🤖 AI Summary
To address the lack of professional guidance and difficulty in detecting subtle movement errors in home-based fitness training, this paper proposes the first real-time AI fitness coach system based on vision-language models (VLMs). The system captures user movements via an ordinary RGB camera and, guided by expert-defined scoring criteria, performs end-to-end recognition, deviation quantification, and personalized corrective feedback for 22 strength and flexibility exercises.
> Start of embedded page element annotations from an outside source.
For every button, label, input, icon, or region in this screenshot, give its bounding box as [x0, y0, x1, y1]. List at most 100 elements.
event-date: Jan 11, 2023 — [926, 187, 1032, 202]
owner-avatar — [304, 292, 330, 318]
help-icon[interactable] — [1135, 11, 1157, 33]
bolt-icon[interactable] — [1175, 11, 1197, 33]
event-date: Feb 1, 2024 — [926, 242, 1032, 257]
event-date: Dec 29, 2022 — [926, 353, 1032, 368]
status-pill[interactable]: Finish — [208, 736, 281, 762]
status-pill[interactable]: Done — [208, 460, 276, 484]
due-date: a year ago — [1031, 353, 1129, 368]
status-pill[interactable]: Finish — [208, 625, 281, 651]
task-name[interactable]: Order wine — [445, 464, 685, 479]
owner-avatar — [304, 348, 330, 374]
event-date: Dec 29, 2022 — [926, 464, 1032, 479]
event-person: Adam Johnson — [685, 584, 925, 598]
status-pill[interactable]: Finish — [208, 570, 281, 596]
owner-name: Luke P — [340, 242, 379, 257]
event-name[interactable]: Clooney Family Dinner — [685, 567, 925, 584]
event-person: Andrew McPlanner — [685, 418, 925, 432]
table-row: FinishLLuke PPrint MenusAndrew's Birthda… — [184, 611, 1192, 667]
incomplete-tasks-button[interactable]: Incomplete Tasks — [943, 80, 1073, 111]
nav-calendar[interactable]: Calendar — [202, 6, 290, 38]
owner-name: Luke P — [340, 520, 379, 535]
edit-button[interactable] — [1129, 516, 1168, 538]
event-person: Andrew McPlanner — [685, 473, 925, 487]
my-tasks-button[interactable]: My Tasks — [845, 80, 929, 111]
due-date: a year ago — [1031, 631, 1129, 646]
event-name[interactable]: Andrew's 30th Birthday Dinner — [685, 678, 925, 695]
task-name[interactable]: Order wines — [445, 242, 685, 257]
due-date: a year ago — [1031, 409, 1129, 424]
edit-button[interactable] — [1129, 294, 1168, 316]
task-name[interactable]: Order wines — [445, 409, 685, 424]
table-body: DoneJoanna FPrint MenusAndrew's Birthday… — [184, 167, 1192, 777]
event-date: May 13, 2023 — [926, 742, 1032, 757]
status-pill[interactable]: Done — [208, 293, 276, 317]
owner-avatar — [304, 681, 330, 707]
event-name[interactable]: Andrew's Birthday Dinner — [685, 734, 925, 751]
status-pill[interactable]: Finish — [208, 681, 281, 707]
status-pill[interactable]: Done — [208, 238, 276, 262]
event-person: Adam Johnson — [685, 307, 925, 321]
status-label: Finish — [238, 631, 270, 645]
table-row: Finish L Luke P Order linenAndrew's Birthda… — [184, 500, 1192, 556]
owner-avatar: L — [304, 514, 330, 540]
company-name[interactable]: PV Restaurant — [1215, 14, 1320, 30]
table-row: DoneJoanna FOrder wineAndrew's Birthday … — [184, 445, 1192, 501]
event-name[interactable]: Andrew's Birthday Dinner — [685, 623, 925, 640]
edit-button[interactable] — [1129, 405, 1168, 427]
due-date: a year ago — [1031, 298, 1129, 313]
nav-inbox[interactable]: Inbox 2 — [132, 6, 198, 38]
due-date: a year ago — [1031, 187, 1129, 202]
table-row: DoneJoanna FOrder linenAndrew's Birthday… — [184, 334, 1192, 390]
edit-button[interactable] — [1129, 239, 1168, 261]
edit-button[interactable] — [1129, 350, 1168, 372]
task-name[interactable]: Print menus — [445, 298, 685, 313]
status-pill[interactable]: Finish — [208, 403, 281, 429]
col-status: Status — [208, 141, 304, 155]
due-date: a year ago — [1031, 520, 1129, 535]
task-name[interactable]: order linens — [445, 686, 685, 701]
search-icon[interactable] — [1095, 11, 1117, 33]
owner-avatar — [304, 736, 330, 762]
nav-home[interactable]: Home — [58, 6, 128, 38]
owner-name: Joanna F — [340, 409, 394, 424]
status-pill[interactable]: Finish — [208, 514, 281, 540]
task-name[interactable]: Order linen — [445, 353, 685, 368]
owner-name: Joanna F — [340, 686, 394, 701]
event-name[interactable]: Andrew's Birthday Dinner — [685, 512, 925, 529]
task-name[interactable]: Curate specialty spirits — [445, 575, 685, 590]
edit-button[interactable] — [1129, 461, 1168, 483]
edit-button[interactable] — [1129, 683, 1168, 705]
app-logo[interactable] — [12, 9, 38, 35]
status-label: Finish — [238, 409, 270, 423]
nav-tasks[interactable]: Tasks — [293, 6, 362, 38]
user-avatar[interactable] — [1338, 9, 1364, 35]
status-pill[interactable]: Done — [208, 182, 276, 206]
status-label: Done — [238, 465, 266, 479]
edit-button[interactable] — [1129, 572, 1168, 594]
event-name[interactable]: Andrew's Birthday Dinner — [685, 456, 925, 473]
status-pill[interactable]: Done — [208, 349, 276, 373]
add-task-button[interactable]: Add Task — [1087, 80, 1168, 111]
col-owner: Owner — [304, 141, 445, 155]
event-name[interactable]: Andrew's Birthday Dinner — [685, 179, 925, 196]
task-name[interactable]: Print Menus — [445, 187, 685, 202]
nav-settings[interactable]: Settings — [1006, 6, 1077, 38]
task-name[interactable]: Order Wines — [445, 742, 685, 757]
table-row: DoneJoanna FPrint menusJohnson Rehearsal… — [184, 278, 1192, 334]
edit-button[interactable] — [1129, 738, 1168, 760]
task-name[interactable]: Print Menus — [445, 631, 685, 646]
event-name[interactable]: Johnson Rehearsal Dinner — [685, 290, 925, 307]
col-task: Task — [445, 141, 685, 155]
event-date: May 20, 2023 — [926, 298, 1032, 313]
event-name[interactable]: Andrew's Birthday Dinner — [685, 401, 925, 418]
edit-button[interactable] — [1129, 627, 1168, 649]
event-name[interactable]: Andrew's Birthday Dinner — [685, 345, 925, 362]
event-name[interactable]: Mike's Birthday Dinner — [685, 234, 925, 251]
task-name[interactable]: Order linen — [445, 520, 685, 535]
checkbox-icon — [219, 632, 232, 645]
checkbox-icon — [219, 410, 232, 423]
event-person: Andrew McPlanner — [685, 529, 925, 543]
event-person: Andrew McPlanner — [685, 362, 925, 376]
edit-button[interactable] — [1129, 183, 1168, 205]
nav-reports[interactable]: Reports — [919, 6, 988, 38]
Key contributions include: (1) the first application of VLMs to fine-grained movement correction; (2) the construction and open release of a benchmark dataset comprising 1,700 high-quality annotated video sequences; and (3) the development of an interpretable motion assessment pipeline, which empirically reveals significant limitations of current VLMs in context-aware movement analysis—establishing a new benchmark and identifying concrete optimization directions for embodied AI fitness systems.
📝 Abstract
Good form is the difference between strength and strain, yet for the fast-growing community of at-home fitness enthusiasts, expert feedback is often out of reach. FormCoach transforms a simple camera into an always-on, interactive AI training partner, capable of spotting subtle form errors and delivering tailored corrections in real time, leveraging vision-language models (VLMs). We showcase this capability through a web interface and benchmark state-of-the-art VLMs on a dataset of 1,700 expert-annotated user-reference video pairs spanning 22 strength and mobility exercises. To accelerate research in AI-driven coaching, we release both the dataset and an automated, rubric-based evaluation pipeline, enabling standardized comparison across models. Our benchmarks reveal substantial gaps compared to human-level coaching, underscoring both the challenges and opportunities in integrating nuanced, context-aware movement analysis into interactive AI systems. By framing form correction as a collaborative and creative process between humans and machines, FormCoach opens a new frontier in embodied AI.